"Top Down Proteomics in Native and Denatured Modes"
Professor Neil Kelleher, Northwestern University
"IR-MALDESI Mass Spectrometry Imaging: An Innovative Tool for Visualization of Molecular Distributions"
Milad Nazari, Laboratory of Professor David Muddiman, North Carolina State University, Department of Chemistry
Infrared matrix-assisted laser desorption electrospray ionization (IR-MALDESI) mass spectrometry imaging (MSI) is a powerful analytical platform for the visualization of endogenous and exogenous analytes within tissue sections. In IR-MALDESI analyses, an IR laser ablates a voxel of tissue at each rastered position, providing a complete and reproducible volume of a tissue section to be sampled with subsequent post-ionization of analytes by ESI. IR-MALDESI has been successfully applied to a variety of applications including targeted drug distribution and untargeted metabolic profiling studies. MSI has been primarily used to obtain qualitative information about spatial distribution of analytes; however, absolute quantification of analytes by MSI remains challenging. Through development and optimization of a quantitative MSI workflow, IR-MALDESI MSI provides absolute quantification of small molecule drugs in tissue. MSI variability from tissue microenvironments is reduced with the uniform incorporation of an internal standard for normalization of analyte on a per-voxel basis. Absolute quantification MSI is accomplished through the inclusion of a spatial calibration curve in the MSI analysis allowing direct correlation of observed ion abundance in MSI to absolute analyte concentration.

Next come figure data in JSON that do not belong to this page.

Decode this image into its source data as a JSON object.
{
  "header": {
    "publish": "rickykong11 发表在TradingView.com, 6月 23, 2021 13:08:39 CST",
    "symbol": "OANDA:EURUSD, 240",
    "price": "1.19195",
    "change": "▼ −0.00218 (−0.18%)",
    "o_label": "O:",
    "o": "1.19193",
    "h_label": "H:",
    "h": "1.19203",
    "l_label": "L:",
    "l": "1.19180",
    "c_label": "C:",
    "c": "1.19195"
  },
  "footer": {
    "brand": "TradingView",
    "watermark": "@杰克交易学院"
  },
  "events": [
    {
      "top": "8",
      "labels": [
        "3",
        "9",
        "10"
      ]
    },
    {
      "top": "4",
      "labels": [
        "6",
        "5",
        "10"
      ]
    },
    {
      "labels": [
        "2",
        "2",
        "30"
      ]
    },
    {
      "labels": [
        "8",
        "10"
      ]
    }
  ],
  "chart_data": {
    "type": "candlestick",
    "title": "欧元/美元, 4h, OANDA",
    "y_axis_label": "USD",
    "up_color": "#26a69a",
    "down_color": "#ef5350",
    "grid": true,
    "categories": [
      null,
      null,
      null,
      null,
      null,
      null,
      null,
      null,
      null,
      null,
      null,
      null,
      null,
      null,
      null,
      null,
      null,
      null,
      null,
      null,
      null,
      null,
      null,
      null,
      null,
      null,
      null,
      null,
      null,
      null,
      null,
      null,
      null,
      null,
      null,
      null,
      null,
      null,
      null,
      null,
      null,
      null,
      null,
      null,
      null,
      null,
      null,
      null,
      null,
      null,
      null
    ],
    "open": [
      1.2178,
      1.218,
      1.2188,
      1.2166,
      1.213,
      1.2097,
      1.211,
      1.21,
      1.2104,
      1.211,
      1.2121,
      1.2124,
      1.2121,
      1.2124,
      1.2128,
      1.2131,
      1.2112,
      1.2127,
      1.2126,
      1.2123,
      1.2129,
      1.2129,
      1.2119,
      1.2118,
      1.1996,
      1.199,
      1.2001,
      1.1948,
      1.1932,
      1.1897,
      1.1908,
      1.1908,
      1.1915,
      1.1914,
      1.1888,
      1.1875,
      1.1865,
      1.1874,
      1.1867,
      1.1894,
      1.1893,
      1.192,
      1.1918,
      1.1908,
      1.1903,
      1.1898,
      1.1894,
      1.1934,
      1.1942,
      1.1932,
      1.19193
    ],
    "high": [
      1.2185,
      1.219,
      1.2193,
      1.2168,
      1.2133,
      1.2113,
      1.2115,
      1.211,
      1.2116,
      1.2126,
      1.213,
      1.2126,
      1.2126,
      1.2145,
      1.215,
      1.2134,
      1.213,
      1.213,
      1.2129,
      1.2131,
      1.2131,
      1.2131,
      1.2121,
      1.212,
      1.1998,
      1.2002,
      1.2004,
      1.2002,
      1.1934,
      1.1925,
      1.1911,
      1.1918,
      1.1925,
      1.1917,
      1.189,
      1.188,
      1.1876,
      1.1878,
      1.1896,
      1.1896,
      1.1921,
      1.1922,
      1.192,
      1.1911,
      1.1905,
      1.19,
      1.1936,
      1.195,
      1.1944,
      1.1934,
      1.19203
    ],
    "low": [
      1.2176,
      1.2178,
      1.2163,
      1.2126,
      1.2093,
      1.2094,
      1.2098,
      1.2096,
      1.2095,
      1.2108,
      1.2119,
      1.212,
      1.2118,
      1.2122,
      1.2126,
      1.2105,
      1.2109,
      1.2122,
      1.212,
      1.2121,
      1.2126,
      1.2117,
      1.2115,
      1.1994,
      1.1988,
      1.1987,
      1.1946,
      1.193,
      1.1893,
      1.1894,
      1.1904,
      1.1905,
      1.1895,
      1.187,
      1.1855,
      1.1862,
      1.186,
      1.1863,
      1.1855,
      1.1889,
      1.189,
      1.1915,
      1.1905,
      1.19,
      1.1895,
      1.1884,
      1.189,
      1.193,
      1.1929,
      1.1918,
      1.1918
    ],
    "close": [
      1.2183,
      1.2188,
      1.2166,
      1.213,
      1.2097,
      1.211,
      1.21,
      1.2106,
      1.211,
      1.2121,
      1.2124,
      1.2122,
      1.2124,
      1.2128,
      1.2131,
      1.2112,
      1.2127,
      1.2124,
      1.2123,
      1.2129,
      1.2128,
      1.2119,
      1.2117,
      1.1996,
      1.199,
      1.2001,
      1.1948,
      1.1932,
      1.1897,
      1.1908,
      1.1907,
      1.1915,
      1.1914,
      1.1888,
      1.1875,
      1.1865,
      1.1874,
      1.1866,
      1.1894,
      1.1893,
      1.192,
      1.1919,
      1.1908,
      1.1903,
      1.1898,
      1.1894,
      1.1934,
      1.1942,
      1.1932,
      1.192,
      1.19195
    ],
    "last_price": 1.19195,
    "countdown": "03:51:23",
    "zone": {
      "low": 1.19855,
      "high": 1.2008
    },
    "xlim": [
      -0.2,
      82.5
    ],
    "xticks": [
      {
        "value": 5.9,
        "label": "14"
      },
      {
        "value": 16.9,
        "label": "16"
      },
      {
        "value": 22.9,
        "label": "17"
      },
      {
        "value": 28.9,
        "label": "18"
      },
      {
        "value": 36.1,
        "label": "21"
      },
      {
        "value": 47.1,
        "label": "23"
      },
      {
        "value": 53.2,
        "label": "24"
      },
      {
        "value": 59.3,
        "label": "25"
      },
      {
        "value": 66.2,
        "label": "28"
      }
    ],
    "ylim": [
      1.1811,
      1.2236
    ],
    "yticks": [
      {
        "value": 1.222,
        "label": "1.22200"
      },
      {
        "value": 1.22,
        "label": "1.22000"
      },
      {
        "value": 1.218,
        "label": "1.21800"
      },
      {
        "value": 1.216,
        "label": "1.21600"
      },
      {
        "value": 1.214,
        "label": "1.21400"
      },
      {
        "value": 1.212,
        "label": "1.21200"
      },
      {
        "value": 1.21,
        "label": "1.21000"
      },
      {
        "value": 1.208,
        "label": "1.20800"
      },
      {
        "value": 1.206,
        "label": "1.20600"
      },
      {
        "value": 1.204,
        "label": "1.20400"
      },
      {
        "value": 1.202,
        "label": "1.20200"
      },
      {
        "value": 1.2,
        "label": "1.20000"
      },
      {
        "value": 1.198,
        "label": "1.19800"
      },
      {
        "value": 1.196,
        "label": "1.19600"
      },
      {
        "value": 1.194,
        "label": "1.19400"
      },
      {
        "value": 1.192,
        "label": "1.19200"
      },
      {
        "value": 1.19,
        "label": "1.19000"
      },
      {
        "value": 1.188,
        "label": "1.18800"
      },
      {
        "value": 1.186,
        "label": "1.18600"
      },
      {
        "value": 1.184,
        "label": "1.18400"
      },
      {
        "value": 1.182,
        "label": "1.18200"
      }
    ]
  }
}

Untargeted metabolomic profiling of tissue sections is another exciting application of IR-MALDESI. Metabolite profiles provide valuable information for understanding the biological basis and progression of many diseases. Due to their remarkable structural diversity, different metabolites exhibit significant differences in their ionization efficiency. Therefore, analyzing tissue sections in positive and negative modes is essential for obtaining comprehensive metabolite coverage. To this end, an IR-MALDESI polarity switching MSI method was developed where adjacent voxels were analyzed with opposing polarities. The domestic hen model for spontaneous development of ovarian cancer was used to demonstrate the utility of this method. Differences in spatial distribution and relative abundance of more than 700 lipids and metabolites between healthy and cancerous tissue sections were simultaneously monitored and compared.